Ulundi lies at the hub of the old Zulu Kingdom and the sector is considered to be hugely underdeveloped with many of the cultural resources not being capitalised on. A number of tourism activities are located in and around Ulundi. These include game reserves, historical/cultural sites, cultural events and guest lodges. Game reserves in the area include the Hluhluwe-Umfolozi Park, the Ophathe Game Reserve, and the ThakaZulu Game Reserve. Historical/cultural sites include Nodwengu (King Mpande’s residence and grave), Ulundi Battlefield, and Piet Retief’s grave.

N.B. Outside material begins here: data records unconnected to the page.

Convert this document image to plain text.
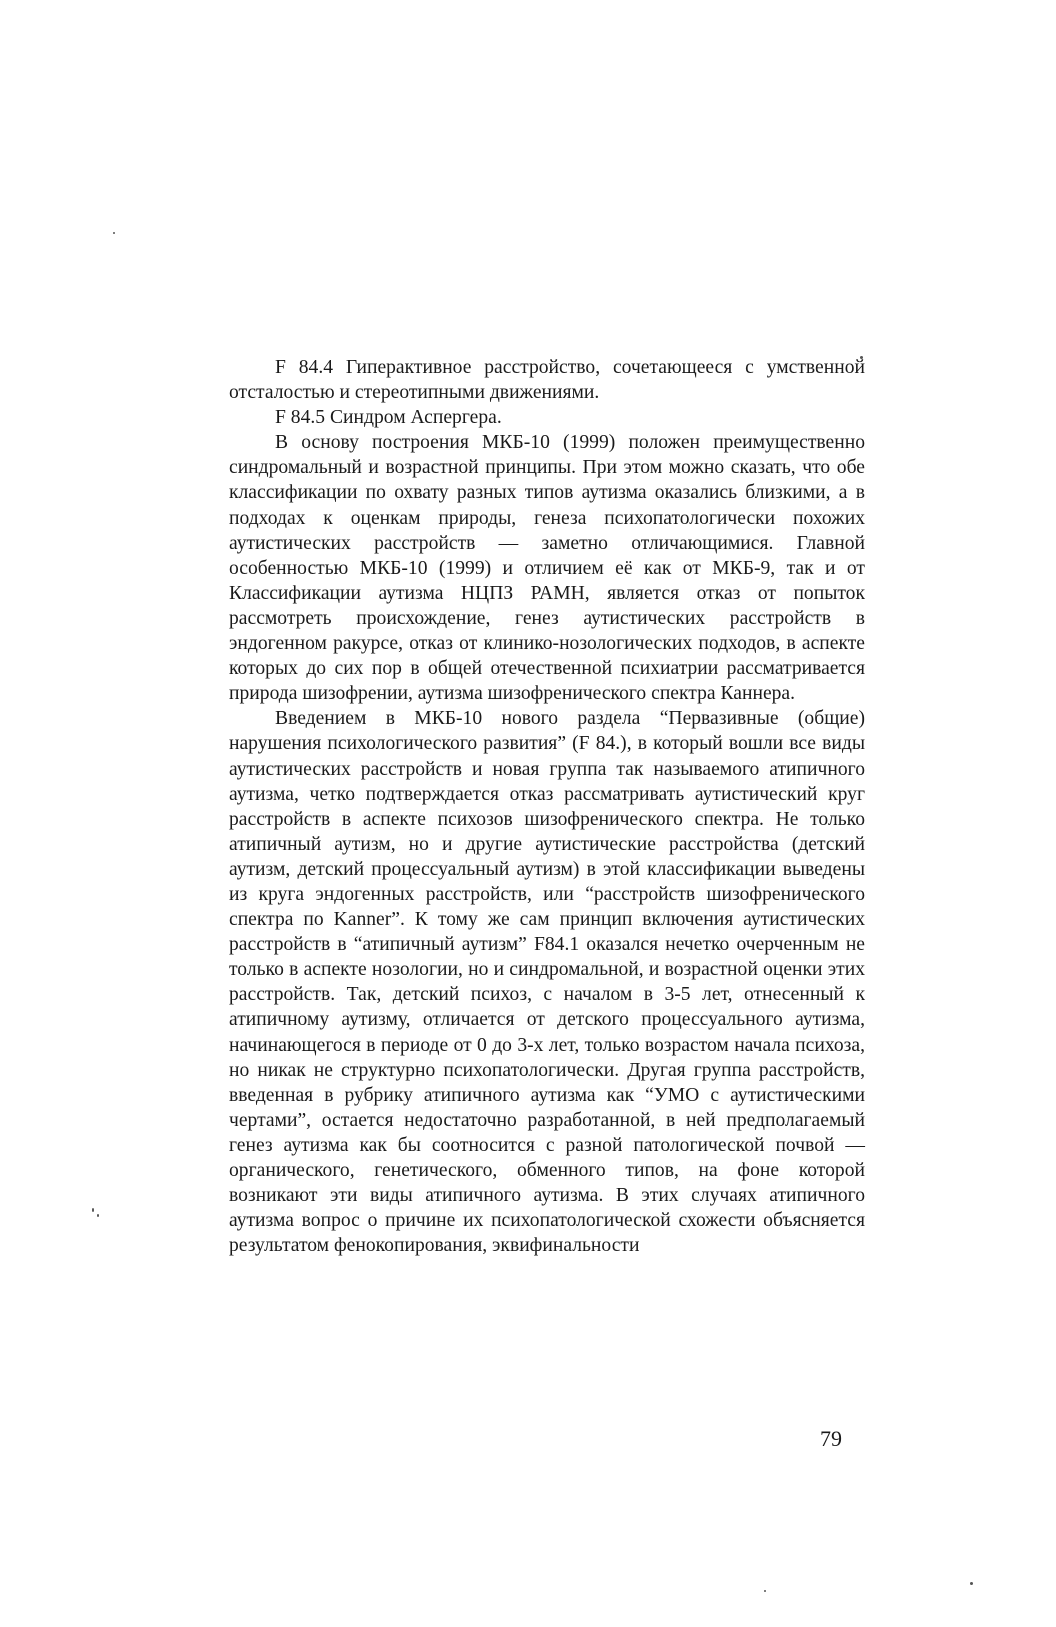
F 84.4 Гиперактивное расстройство, сочетающееся с умственной отсталостью и стереотипными движениями.

F 84.5 Синдром Аспергера.

В основу построения МКБ-10 (1999) положен преимущественно синдромальный и возрастной принципы. При этом можно сказать, что обе классификации по охвату разных типов аутизма оказались близкими, а в подходах к оценкам природы, генеза психопатологически похожих аутистических расстройств — заметно отличающимися. Главной особенностью МКБ-10 (1999) и отличием её как от МКБ-9, так и от Классификации аутизма НЦПЗ РАМН, является отказ от попыток рассмотреть происхождение, генез аутистических расстройств в эндогенном ракурсе, отказ от клинико-нозологических подходов, в аспекте которых до сих пор в общей отечественной психиатрии рассматривается природа шизофрении, аутизма шизофренического спектра Каннера.

Введением в МКБ-10 нового раздела “Первазивные (общие) нарушения психологического развития” (F 84.), в который вошли все виды аутистических расстройств и новая группа так называемого атипичного аутизма, четко подтверждается отказ рассматривать аутистический круг расстройств в аспекте психозов шизофренического спектра. Не только атипичный аутизм, но и другие аутистические расстройства (детский аутизм, детский процессуальный аутизм) в этой классификации выведены из круга эндогенных расстройств, или “расстройств шизофренического спектра по Kanner”. К тому же сам принцип включения аутистических расстройств в “атипичный аутизм” F84.1 оказался нечетко очерченным не только в аспекте нозологии, но и синдромальной, и возрастной оценки этих расстройств. Так, детский психоз, с началом в 3-5 лет, отнесенный к атипичному аутизму, отличается от детского процессуального аутизма, начинающегося в периоде от 0 до 3-х лет, только возрастом начала психоза, но никак не структурно психопатологически. Другая группа расстройств, введенная в рубрику атипичного аутизма как “УМО с аутистическими чертами”, остается недостаточно разработанной, в ней предполагаемый генез аутизма как бы соотносится с разной патологической почвой — органического, генетического, обменного типов, на фоне которой возникают эти виды атипичного аутизма. В этих случаях атипичного аутизма вопрос о причине их психопатологической схожести объясняется результатом фенокопирования, эквифинальности

79
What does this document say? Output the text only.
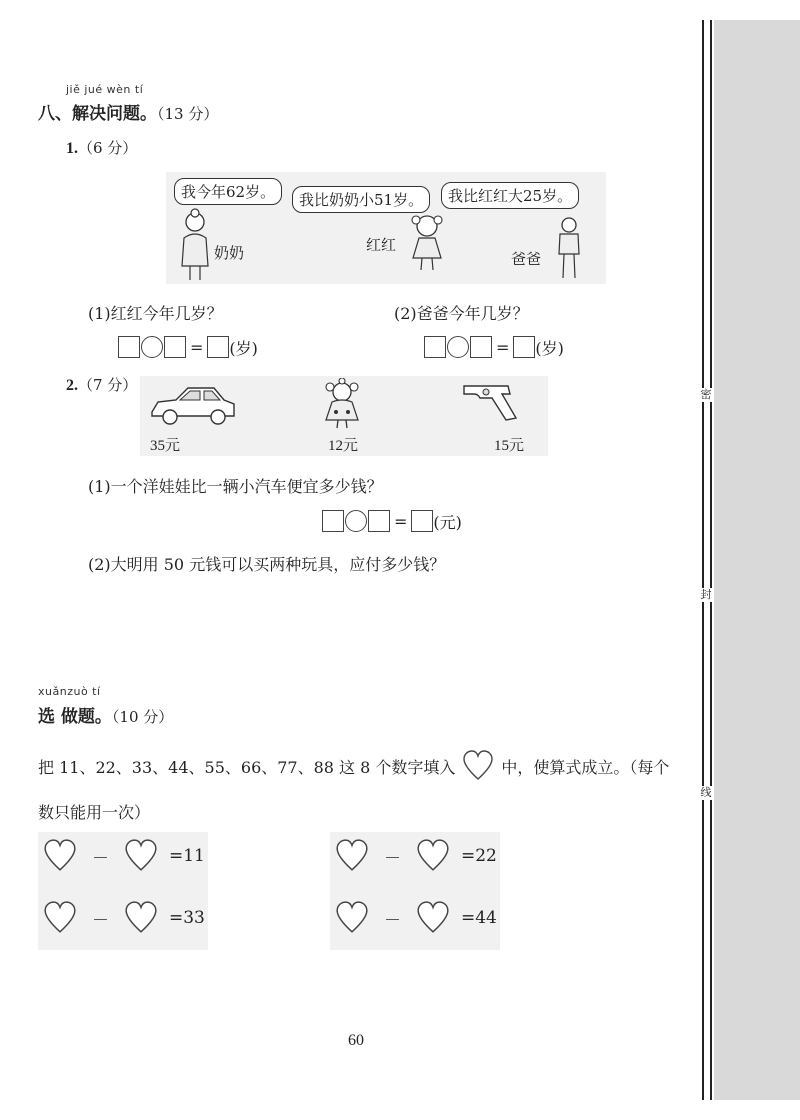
密
封
线
jiě jué wèn tí
八、解决问题。（13 分）
1.（6 分）
我今年62岁。	我比奶奶小51岁。	我比红红大25岁。
奶奶	红红
爸爸
(1)红红今年几岁？	(2)爸爸今年几岁？
= (岁)	= (岁)
2.（7 分）
35元	12元	15元
(1)一个洋娃娃比一辆小汽车便宜多少钱？
= (元)
(2)大明用 50 元钱可以买两种玩具，应付多少钱？
xuǎnzuò tí
选 做题。（10 分）
把 11、22、33、44、55、66、77、88 这 8 个数字填入	中，使算式成立。（每个
数只能用一次）
－	=11	－	=22
－	=33	－	=44
60
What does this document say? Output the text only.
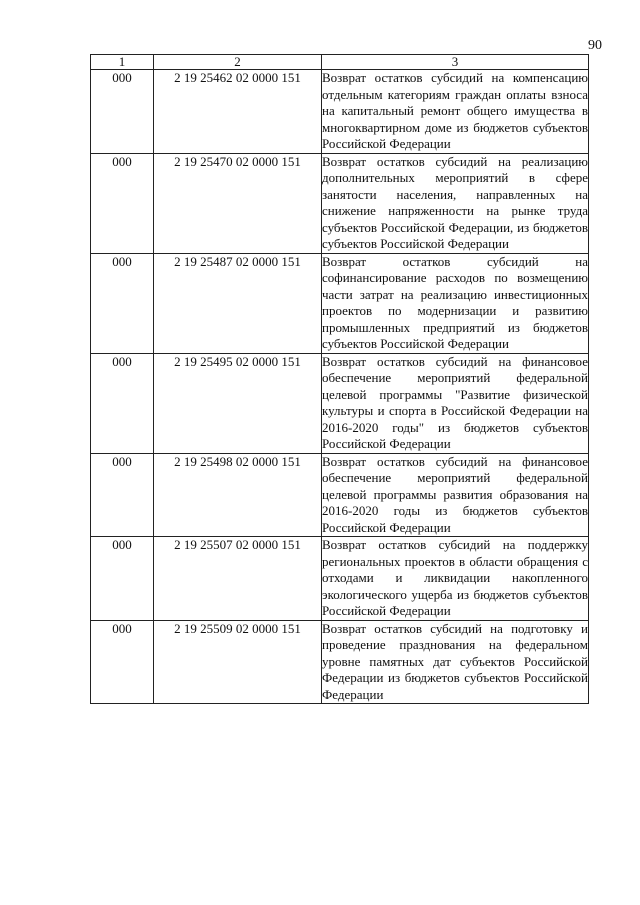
90
1	2	3
000	2 19 25462 02 0000 151	Возврат остатков субсидий на компенсацию отдельным категориям граждан оплаты взноса на капитальный ремонт общего имущества в многоквартирном доме из бюджетов субъектов Российской Федерации
000	2 19 25470 02 0000 151	Возврат остатков субсидий на реализацию дополнительных мероприятий в сфере занятости населения, направленных на снижение напряженности на рынке труда субъектов Российской Федерации, из бюджетов субъектов Российской Федерации
000	2 19 25487 02 0000 151	Возврат остатков субсидий на софинансирование расходов по возмещению части затрат на реализацию инвестиционных проектов по модернизации и развитию промышленных предприятий из бюджетов субъектов Российской Федерации
000	2 19 25495 02 0000 151	Возврат остатков субсидий на финансовое обеспечение мероприятий федеральной целевой программы "Развитие физической культуры и спорта в Российской Федерации на 2016-2020 годы" из бюджетов субъектов Российской Федерации
000	2 19 25498 02 0000 151	Возврат остатков субсидий на финансовое обеспечение мероприятий федеральной целевой программы развития образования на 2016-2020 годы из бюджетов субъектов Российской Федерации
000	2 19 25507 02 0000 151	Возврат остатков субсидий на поддержку региональных проектов в области обращения с отходами и ликвидации накопленного экологического ущерба из бюджетов субъектов Российской Федерации
000	2 19 25509 02 0000 151	Возврат остатков субсидий на подготовку и проведение празднования на федеральном уровне памятных дат субъектов Российской Федерации из бюджетов субъектов Российской Федерации
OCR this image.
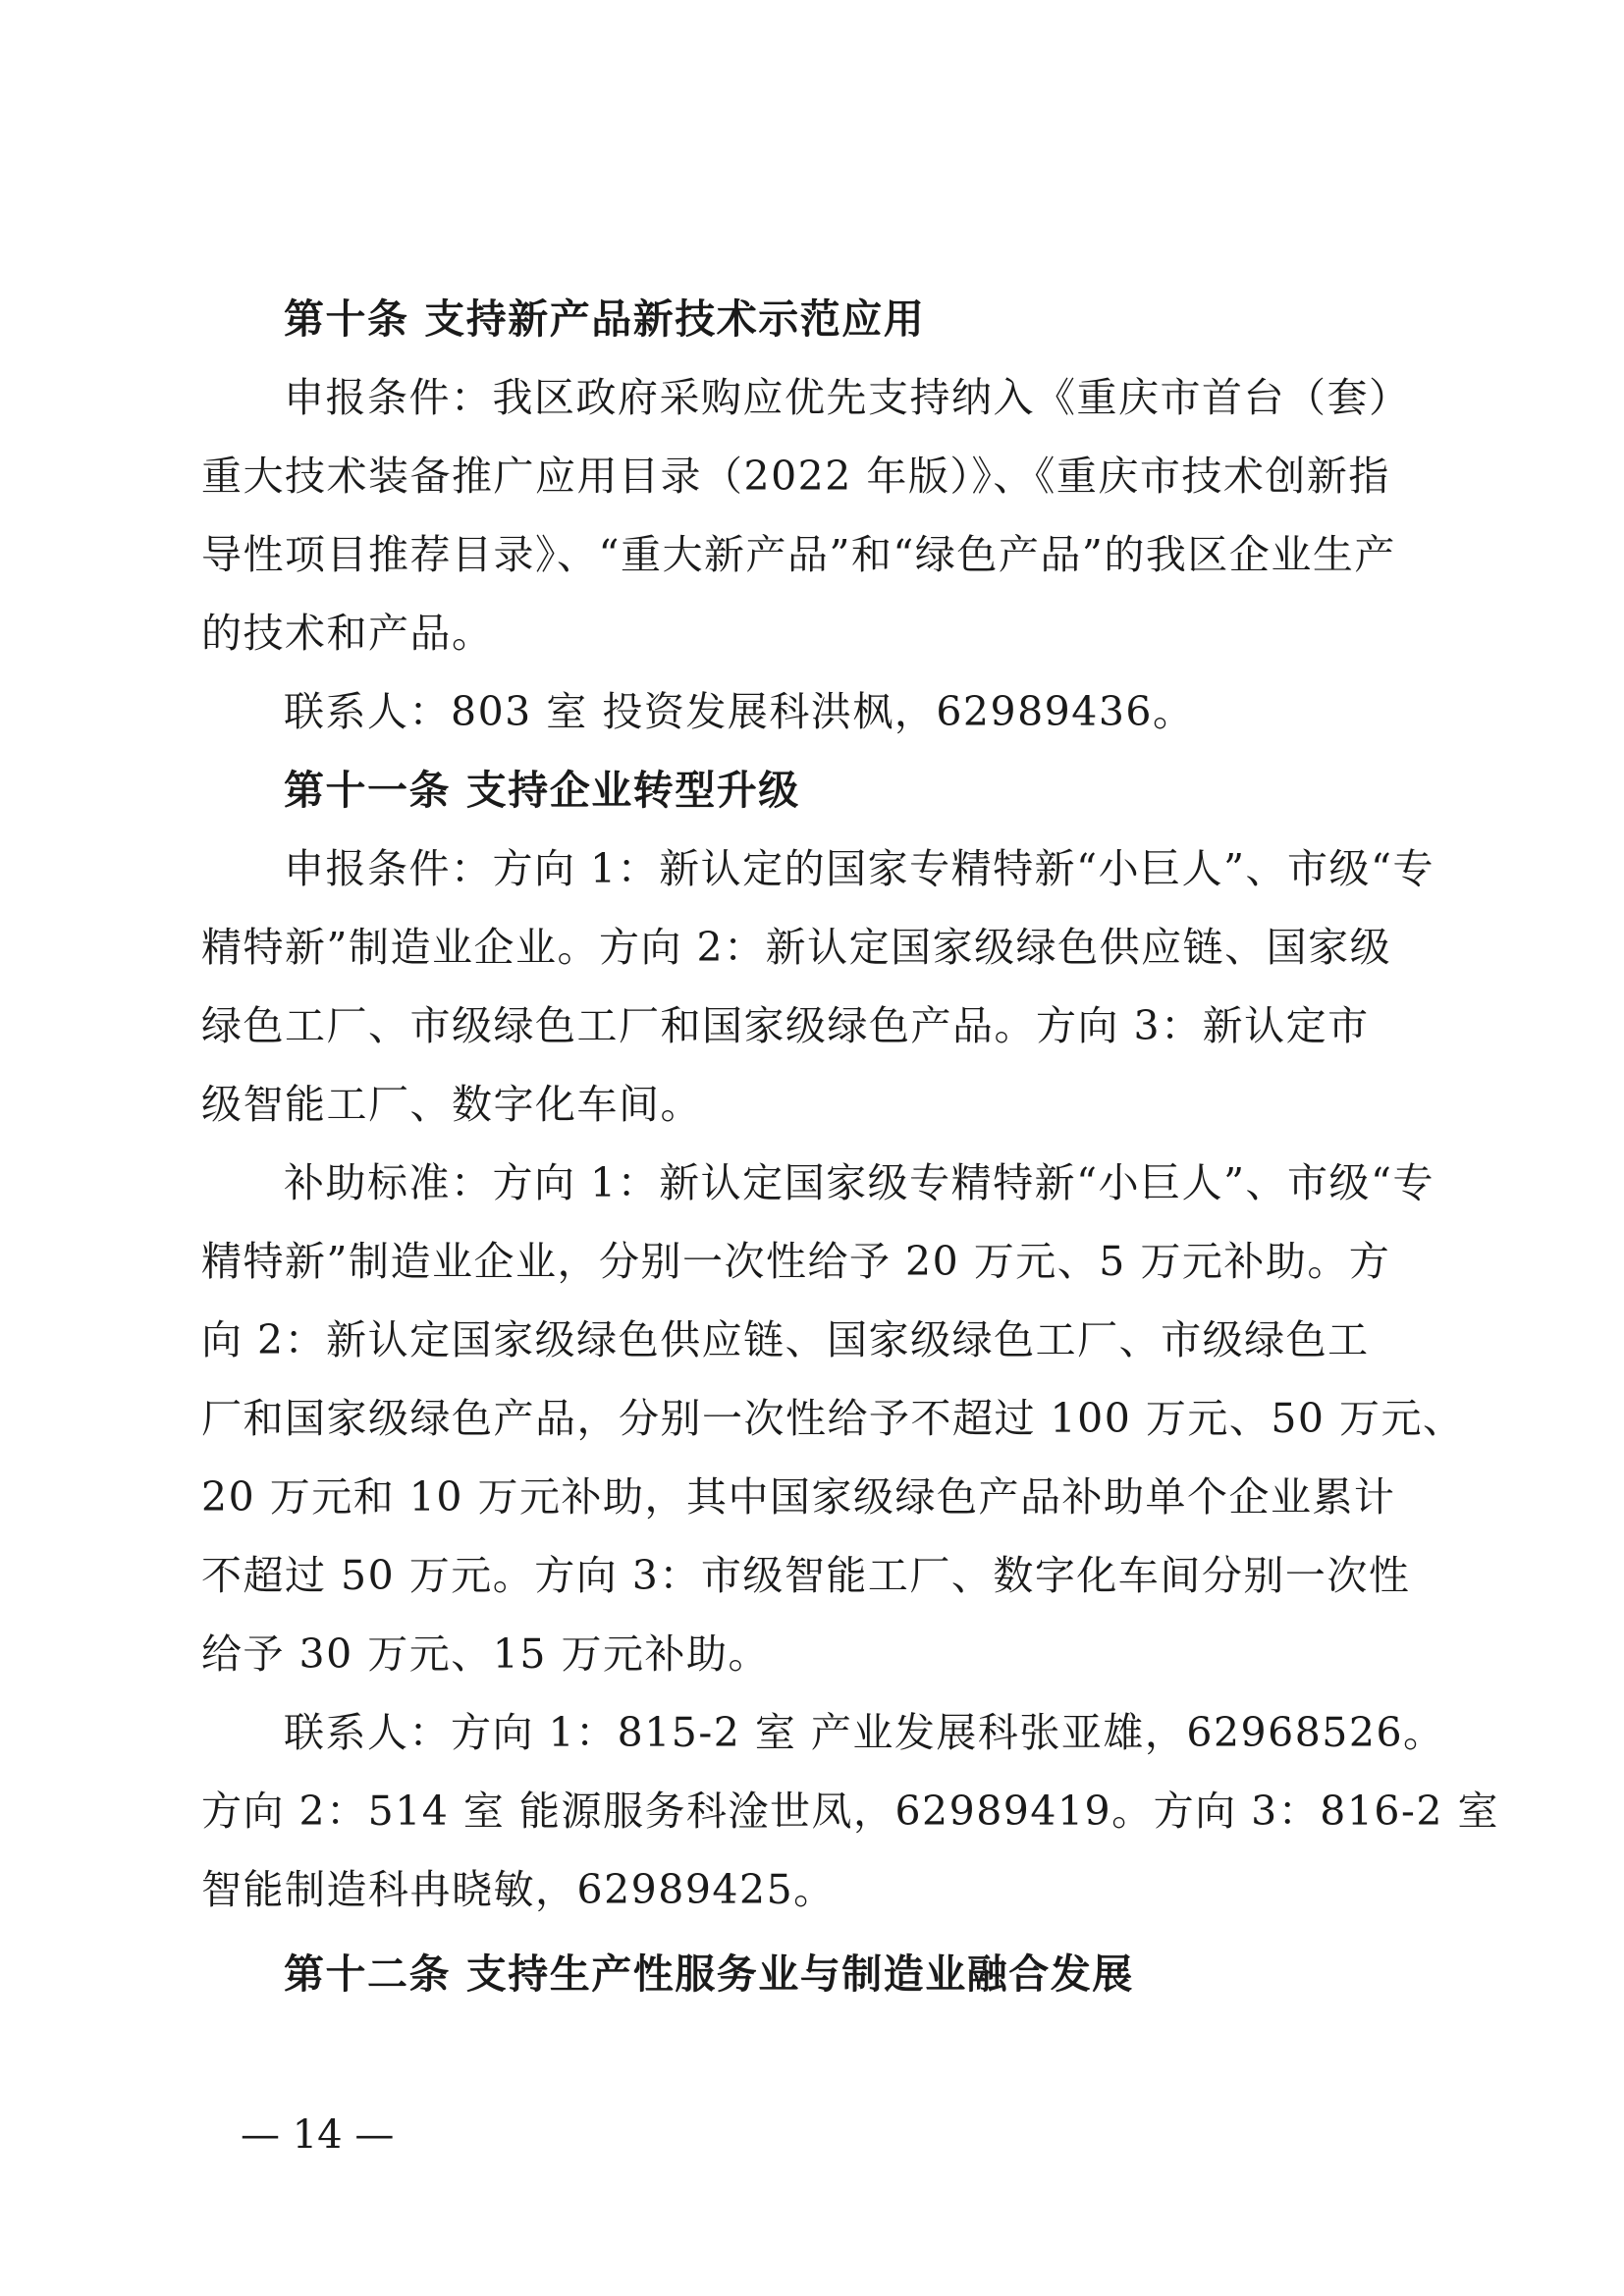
第十条 支持新产品新技术示范应用
申报条件：我区政府采购应优先支持纳入《重庆市首台（套）
重大技术装备推广应用目录（2022 年版）》、《重庆市技术创新指
导性项目推荐目录》、“重大新产品”和“绿色产品”的我区企业生产
的技术和产品。
联系人：803 室 投资发展科洪枫，62989436。
第十一条 支持企业转型升级
申报条件：方向 1：新认定的国家专精特新“小巨人”、市级“专
精特新”制造业企业。方向 2：新认定国家级绿色供应链、国家级
绿色工厂、市级绿色工厂和国家级绿色产品。方向 3：新认定市
级智能工厂、数字化车间。
补助标准：方向 1：新认定国家级专精特新“小巨人”、市级“专
精特新”制造业企业，分别一次性给予 20 万元、5 万元补助。方
向 2：新认定国家级绿色供应链、国家级绿色工厂、市级绿色工
厂和国家级绿色产品，分别一次性给予不超过 100 万元、50 万元、
20 万元和 10 万元补助，其中国家级绿色产品补助单个企业累计
不超过 50 万元。方向 3：市级智能工厂、数字化车间分别一次性
给予 30 万元、15 万元补助。
联系人：方向 1：815-2 室 产业发展科张亚雄，62968526。
方向 2：514 室 能源服务科淦世凤，62989419。方向 3：816-2 室
智能制造科冉晓敏，62989425。
第十二条 支持生产性服务业与制造业融合发展
— 14 —
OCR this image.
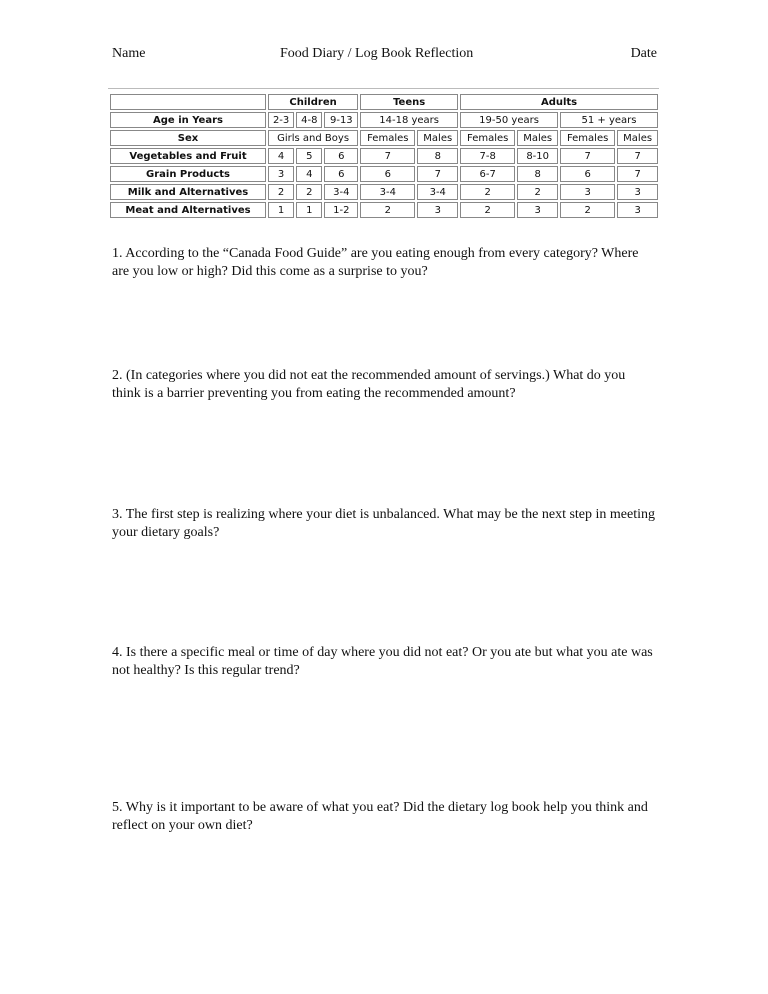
Name	Food Diary / Log Book Reflection	Date
	Children			Teens		Adults			
Age in Years	2-3	4-8	9-13	14-18 years		19-50 years		51 + years	
Sex	Girls and Boys			Females	Males	Females	Males	Females	Males
Vegetables and Fruit	4	5	6	7	8	7-8	8-10	7	7
Grain Products	3	4	6	6	7	6-7	8	6	7
Milk and Alternatives	2	2	3-4	3-4	3-4	2	2	3	3
Meat and Alternatives	1	1	1-2	2	3	2	3	2	3

1. According to the “Canada Food Guide” are you eating enough from every category? Where are you low or high? Did this come as a surprise to you?

2. (In categories where you did not eat the recommended amount of servings.) What do you think is a barrier preventing you from eating the recommended amount?

3. The first step is realizing where your diet is unbalanced. What may be the next step in meeting your dietary goals?

4. Is there a specific meal or time of day where you did not eat? Or you ate but what you ate was not healthy? Is this regular trend?

5. Why is it important to be aware of what you eat? Did the dietary log book help you think and reflect on your own diet?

The KwaZulu Cultural Museum houses interesting displays relating to Zulu history and archaeology. The beehive huts and the layout of the original Zulu village have been reproduced.

The eMakhosiniConservancy  (Valley of the Zulu Kings), birthplace of King Shaka, is the venue for a new tourism- and economic development project, which  includes a number of historical sites. The joint public-private sector project aims to preserve the culture and history of the Zulu people.